Myxococcus xanthus

Myxococcus xanthus has become the primary model for bacterial social behavior because it displays the full range of myxobacterial cooperative phenomena: coordinated swarming predation, regulated development, and multicellular fruiting body formation. When food is abundant, M. xanthus cells swarm together across surfaces in coordinated waves, collectively hunting and lysing other bacteria. When food runs out, thousands of cells aggregate into fruiting bodies where some differentiate into stress-resistant spores while others sacrifice themselves to build the structure.

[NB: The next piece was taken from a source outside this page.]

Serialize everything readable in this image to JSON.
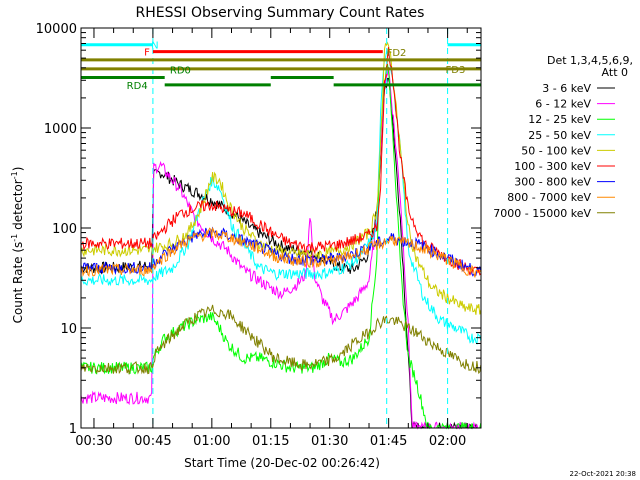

The predatory swarming demonstrates collective behavior emergent from individual cell actions. Each cell follows simple rules—move, reverse periodically, align with neighbors—yet together they generate complex swarm patterns that concentrate cells at prey colonies. Secreted enzymes and antibiotics from the swarm overwhelm prey defenses that would defeat individual attackers. The swarm functions as a hunting pack where coordination multiplies individual capabilities.

Fruiting body development reveals even more sophisticated social organization. When starvation signals trigger aggregation, cells stream toward aggregation centers, then pile into mounds that mature into species-specific structures. Approximately 10-20% of cells become spores; the remainder die, contributing their cellular contents to spore maturation. This programmed cell death raises evolutionary questions about why individuals sacrifice for the group. Research shows that M. xanthus cells preferentially cooperate with genetically similar neighbors, maintaining cooperation through kin selection. Social behavior isn't random—it's targeted toward relatives who share genes.